Der Veranstalter hatte im Vorfeld dazu aufgerufen, Flaggen, Schilder und Kleidung mit Parolen zu Hause zu lassen. Die Demonstranten forderten unter anderem, die nationale Pandemie ohne Impfstoff zu beenden und den Familien den Umgang mit alten und kranken Angehörigen selbst zu überlassen. Demo und Umzug seien friedlich verlaufen, so die Polizei. Der Innenstadtring war während des Umzuges teilweise für den Verkehr gesperrt.

"Querdenken"-Demo auch in Rosenheim - 550 Teilnehmer

Auch im oberbayerischen Rosenheim gingen erneut Menschen gegen die Corona-Maßnahmen auf die Straße. An einer Kundgebung der "Querdenken-Initiative" am Nachmittag haben auf dem Höhepunkt der Demonstration rund 550 Personen teilgenommen. Das Polizeipräsidium Oberbayern Süd zieht ein positives Fazit. Es sei eine sehr friedliche Versammlung mit einer großen Kooperationsbereitschaft des Versammlungsleiters und der Teilnehmer gewesen. Auflagenverstöße, etwa gegen die Maskenpflicht, habe es nur wenige gegeben. In einem Fall sei eine Anzeige wegen Widerstandes gegen Vollstreckungsbeamte erfolgt, so die Pressestelle des Polizeipräsidiums Oberbayern Süd.

Von der Versammlung waren zuvor einige Personen ausgeschlossen worden, die mit einer weißen Armbinde angetroffen wurden. Darauf war ein Davidstern mit der Aufschrift "Massentest" aufgedruckt.

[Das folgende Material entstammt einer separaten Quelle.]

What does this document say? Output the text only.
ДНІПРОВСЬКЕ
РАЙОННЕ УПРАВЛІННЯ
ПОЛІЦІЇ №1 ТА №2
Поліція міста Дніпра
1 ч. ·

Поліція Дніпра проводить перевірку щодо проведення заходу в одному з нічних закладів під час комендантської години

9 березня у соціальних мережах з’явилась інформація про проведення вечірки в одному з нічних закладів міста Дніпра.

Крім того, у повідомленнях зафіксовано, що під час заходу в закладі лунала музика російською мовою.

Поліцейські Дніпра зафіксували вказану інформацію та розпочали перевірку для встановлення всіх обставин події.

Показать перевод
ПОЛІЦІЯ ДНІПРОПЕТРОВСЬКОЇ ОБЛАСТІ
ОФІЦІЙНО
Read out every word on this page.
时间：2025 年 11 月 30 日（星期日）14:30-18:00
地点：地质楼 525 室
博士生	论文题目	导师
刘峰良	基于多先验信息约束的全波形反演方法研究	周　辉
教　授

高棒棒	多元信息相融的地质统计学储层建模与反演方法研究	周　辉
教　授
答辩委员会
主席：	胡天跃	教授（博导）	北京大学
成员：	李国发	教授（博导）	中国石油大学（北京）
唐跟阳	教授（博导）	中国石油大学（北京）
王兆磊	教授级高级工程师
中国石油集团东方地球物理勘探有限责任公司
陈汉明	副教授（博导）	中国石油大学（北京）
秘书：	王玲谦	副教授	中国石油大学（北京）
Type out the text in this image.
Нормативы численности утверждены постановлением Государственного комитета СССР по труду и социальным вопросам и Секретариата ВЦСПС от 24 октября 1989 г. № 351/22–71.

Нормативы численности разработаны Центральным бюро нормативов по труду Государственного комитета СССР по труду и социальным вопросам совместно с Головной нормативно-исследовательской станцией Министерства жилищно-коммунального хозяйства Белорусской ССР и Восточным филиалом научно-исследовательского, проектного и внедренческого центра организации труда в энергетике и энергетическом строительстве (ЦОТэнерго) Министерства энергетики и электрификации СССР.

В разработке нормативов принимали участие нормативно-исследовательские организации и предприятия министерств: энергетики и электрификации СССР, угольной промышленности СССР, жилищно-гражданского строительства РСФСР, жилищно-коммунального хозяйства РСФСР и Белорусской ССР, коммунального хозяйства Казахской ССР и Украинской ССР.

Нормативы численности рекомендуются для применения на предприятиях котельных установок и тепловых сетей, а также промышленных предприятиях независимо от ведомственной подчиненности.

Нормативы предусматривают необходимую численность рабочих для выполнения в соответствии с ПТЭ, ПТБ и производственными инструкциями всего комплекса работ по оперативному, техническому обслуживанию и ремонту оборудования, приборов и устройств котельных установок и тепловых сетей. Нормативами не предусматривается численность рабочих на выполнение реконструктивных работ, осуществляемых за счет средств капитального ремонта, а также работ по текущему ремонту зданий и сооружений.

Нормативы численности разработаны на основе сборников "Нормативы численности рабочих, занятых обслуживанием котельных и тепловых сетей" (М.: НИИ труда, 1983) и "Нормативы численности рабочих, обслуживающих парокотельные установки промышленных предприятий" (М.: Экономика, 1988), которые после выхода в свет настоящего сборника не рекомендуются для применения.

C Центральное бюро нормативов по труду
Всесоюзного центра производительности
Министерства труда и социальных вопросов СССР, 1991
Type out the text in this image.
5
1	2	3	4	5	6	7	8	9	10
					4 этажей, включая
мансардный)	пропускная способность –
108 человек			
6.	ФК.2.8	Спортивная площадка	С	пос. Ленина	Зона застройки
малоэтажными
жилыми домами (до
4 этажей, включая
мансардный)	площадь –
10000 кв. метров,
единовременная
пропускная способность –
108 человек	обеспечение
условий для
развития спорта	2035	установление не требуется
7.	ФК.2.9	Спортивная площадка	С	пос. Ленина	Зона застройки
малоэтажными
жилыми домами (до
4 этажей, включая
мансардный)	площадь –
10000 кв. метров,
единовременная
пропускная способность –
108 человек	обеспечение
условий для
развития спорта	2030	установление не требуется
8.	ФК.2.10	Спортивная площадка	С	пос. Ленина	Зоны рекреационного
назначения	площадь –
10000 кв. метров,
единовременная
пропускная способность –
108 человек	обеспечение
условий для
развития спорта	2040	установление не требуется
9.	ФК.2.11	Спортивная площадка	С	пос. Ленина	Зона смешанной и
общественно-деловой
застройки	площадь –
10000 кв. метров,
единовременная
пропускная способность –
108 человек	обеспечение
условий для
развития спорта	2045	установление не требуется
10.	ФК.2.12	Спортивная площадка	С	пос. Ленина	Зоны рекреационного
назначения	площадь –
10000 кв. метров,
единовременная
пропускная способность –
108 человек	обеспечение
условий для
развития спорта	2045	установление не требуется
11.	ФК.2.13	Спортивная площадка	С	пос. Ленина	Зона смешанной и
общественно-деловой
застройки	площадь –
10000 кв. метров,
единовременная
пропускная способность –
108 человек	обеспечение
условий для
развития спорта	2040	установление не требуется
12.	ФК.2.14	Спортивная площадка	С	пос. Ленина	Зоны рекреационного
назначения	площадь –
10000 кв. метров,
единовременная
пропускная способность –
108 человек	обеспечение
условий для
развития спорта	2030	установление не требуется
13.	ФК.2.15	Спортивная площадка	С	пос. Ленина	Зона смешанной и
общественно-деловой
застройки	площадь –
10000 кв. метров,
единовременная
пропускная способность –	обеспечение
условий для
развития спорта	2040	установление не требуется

Damit sollte offensichtlich provokativ zum Ausdruck gebracht werden, dass das Judentum für „Zwangsimpfungen“ verantwortlich sei, so das Polizeipräsidium.

Die Polizei war mit einem Großaufgebot vor Ort, nachdem eine Querdenker-Kundgebung am vergangenen Dienstag teils aus dem Ruder gelaufen war.

50 Teilnehmer beim "Schweigemarsch" in Regensburg

In der Oberpfalz nahmen am Nachmittag an einem weiteren "Schweigemarsch" durch Teile der Regensburger Innenstadt etwa 50 Menschen teil. Die meisten trugen Masken, auch auf die Einhaltung von Abständen wurde geachtet. Mehr Teilnehmer waren im Vorfeld nicht erlaubt worden.

Kleinere Gruppen von Gegendemonstranten hatten sich vor allem in der Nähe des Dultplatzes auf dem Pfaffensteiner Steg und einer angrenzenden Grünfläche aufgebaut. Auf dem Dultplatz gab es am Abend noch eine kurzfristig anberaumte größere Kundgebung mit 130 Teilnehmern.

Die Polizei war den ganzen Tag über mit einem größeren Aufgebot vor Ort und begleitete auch den "Schweigemarsch". Gegen einige Gegendemonstranten, die versuchten, den Marsch und die Kundgebung zu stören, mussten Platzverweise ausgesprochen werden. Insgesamt zog die Polizei aber eine positive Bilanz.